I mentioned earlier that there are more factors in stability calculations and as the EU set up to merge its collective standards back in the mid 1990’s, several committees were set up to study yacht standards and, more specifically, yacht stability. After three years of efforts, the sub-committee on stability recommended to the ISO a four-tier rating system for yachts deemed worthy of everything from “unlimited offshore work” to “safe for protected inland waters”. Their proposal (which was accepted) defines a yacht’s STIX value (for Stability Index), derived from a complicated calculation taking into account the aforementioned dimensions and displacement (length, beam and weight), but also data from the stability curve (knockdown recovery, inversion recovery and down-flooding angles), plus wind moment and* dynamic* stability figures. The curves we looked at earlier are all generated in “flat water” (a swimming pool calculation). Imagine a fast, lightweight racing sailboat nearing maximum hull speed and you can picture the bow and stern waves moving further apart, leaving the beam unsupported by water. Anyone who has raced a boat like this knows that stability is greatly decreased in these conditions! So important are STIX values that in the EU, a manufacturer must publish them as part of the yacht’s data, right alongside length, beam, etc.

A few quick and easy takeaways:

Fin keel boats have a righting arm of around two feet (maximum righting moment equals displacement times two) and an LPS (limit of positive stability) of about 120-125.

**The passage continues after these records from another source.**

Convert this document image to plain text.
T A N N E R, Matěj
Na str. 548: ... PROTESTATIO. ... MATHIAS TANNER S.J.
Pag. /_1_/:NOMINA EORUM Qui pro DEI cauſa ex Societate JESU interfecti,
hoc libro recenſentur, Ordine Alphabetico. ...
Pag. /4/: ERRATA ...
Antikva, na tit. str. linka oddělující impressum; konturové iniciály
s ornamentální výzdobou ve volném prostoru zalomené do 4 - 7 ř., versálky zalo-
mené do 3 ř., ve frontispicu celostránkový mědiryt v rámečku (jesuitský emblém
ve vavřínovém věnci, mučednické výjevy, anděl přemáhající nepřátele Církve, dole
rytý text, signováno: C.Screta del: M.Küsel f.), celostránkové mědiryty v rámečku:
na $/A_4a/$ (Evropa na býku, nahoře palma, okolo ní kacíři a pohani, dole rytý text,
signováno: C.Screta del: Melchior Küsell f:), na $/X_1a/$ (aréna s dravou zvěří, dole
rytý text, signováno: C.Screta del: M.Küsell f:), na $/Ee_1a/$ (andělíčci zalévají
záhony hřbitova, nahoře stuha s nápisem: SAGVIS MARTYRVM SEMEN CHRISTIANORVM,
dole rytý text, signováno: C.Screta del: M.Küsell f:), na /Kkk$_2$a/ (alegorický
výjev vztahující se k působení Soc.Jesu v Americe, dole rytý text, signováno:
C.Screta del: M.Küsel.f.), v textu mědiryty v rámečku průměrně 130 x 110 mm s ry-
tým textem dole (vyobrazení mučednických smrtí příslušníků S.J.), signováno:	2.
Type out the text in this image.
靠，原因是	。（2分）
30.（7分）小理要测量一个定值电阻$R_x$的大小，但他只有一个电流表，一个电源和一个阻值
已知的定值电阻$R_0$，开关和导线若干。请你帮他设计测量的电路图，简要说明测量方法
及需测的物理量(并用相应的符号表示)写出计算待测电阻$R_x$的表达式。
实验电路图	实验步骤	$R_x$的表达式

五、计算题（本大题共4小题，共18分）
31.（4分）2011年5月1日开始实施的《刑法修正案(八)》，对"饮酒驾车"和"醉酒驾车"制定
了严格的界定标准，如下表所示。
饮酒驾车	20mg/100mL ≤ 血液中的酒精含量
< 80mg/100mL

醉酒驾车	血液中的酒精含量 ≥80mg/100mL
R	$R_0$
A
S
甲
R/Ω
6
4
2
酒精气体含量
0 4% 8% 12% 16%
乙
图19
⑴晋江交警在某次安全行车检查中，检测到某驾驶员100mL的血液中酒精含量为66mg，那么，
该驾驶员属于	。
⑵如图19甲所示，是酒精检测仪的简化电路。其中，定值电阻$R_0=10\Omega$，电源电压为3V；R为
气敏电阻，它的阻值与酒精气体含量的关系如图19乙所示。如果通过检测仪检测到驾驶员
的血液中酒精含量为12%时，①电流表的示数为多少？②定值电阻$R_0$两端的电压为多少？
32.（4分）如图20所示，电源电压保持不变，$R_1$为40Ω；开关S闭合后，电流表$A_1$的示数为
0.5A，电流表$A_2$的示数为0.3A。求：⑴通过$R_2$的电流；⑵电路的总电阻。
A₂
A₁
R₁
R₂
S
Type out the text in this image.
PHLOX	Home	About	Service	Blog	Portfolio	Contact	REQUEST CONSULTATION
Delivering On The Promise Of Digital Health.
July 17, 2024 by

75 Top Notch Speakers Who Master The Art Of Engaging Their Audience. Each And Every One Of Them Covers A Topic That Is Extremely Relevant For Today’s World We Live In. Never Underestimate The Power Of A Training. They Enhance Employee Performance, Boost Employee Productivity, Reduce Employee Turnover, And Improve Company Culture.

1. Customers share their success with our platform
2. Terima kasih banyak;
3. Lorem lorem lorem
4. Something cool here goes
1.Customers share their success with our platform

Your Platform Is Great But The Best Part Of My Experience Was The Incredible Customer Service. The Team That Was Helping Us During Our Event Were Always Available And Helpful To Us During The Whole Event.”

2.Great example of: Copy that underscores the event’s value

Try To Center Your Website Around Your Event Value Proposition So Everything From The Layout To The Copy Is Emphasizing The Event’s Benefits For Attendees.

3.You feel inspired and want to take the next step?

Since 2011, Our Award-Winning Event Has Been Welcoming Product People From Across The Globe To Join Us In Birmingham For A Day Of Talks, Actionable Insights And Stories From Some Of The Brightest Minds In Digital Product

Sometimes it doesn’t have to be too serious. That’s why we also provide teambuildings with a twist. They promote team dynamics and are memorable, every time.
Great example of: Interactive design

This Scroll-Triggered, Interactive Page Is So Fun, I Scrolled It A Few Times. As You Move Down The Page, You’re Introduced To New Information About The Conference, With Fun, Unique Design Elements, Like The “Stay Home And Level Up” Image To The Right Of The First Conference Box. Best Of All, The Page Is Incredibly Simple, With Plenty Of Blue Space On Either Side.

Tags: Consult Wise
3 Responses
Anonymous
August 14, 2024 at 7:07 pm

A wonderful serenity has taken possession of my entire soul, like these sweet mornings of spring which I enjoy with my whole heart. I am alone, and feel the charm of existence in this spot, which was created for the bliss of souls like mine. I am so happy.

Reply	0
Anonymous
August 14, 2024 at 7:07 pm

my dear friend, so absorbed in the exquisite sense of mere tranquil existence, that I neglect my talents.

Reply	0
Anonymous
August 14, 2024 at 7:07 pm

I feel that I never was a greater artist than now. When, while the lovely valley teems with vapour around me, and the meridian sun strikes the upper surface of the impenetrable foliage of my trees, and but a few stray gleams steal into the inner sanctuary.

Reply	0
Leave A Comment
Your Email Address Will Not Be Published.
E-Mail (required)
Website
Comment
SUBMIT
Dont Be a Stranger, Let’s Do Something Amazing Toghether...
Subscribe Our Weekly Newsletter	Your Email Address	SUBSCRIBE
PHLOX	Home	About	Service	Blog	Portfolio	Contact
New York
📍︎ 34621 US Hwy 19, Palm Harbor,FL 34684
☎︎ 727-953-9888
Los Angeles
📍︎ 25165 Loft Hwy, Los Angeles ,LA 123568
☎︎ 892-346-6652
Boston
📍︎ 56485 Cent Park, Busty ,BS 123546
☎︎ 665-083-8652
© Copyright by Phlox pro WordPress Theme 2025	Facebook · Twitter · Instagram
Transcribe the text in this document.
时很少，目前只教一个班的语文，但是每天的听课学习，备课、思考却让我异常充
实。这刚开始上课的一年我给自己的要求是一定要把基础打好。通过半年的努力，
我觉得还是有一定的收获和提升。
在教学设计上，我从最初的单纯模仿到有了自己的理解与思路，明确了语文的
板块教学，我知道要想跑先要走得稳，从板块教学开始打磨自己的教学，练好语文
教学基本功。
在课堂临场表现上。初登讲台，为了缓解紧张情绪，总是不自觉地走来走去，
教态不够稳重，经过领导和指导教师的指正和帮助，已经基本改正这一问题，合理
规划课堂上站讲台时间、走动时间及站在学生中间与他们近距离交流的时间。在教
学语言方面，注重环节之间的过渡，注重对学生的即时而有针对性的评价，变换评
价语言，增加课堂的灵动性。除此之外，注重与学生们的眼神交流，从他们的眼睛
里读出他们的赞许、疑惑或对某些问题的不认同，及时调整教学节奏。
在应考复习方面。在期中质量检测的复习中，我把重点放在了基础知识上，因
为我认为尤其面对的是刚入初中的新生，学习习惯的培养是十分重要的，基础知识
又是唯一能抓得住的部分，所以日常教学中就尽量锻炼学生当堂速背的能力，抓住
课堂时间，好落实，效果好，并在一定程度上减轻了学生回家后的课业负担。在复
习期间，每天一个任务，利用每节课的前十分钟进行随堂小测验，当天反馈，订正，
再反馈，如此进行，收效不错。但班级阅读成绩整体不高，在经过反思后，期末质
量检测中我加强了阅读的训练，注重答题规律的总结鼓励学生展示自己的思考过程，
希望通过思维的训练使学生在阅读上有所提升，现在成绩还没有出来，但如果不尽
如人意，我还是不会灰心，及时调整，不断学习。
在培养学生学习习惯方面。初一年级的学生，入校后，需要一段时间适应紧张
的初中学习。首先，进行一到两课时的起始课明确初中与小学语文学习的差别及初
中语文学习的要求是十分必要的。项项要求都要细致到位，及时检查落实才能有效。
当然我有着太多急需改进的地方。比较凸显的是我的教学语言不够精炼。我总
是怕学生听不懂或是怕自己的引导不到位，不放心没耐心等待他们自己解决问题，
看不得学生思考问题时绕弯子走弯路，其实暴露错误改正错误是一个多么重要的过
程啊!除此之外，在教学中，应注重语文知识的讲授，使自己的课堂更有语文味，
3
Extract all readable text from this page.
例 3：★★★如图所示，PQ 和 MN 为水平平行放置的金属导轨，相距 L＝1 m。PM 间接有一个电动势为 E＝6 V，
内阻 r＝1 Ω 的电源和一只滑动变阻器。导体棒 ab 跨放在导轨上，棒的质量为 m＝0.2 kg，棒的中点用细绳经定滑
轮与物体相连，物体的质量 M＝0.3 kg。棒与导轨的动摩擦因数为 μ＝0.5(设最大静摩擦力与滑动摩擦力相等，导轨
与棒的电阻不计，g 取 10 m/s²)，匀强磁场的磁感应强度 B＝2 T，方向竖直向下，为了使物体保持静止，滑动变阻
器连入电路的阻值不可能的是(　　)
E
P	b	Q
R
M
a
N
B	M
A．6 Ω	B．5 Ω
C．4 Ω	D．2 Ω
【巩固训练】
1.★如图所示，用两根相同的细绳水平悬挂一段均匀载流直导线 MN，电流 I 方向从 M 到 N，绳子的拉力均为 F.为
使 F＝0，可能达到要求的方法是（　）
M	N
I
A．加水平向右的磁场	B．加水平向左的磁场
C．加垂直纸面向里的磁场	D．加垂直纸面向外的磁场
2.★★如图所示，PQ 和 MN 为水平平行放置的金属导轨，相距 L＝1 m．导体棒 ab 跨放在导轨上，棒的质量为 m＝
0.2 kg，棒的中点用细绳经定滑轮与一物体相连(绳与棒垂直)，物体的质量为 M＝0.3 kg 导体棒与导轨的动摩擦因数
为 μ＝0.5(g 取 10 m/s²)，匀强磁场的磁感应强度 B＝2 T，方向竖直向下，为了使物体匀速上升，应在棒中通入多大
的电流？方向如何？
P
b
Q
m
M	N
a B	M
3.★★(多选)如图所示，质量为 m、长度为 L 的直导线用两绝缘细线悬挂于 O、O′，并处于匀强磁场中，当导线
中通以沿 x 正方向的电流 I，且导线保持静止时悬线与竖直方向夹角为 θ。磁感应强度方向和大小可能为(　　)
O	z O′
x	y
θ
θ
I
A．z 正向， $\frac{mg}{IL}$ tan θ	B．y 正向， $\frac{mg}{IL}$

Full keel cruisers often develop upwards of three feet of righting arm (maximum righting moment equals displacement times three) and an LPS of closer to 140-145 degrees.

Catamarans develop a righting arm measuring roughly ½ the beam (a 20-foot-wide boat develops about a 10-foot righting arm) and a righting moment of: beam times 0.5 times displacement, with an LPS of roughly 70 degrees.

A STIX value of 32 or above is required to meet the highest Category “A” standards for “Offshore” use.

Finally, I can’t leave a discussion of a yacht’s stability without bringing up the “Capsize Screen Value”, proposed in the wake of the 1979 Fastnet race disaster (multiple capsized boats and deaths) by SNAME and USYRU. It was a very simple formula using just beam and displacement to “screen” racing boats into two categories: acceptable for offshore racing, and “needs further review”. Because it was simple to apply, many journalists and authors incorporated this calculation into literature as they endeavored to “grade” boats for suitability for offshore safety. Suffice it to say that you can move a yacht’s keel onto the top of a mast (instead of under the hull) and the Capsize Screen Value would not change, although the stability characteristics certainly would! Both SNAME and USYRU dropped the proposal after harsh criticism, yet we still hear (and read) of reference to this worthless number today. Feel free to correct anyone who attempts to use this arcane and useless number.

I hope this helps shed some light on these important considerations to seaworthiness and safety.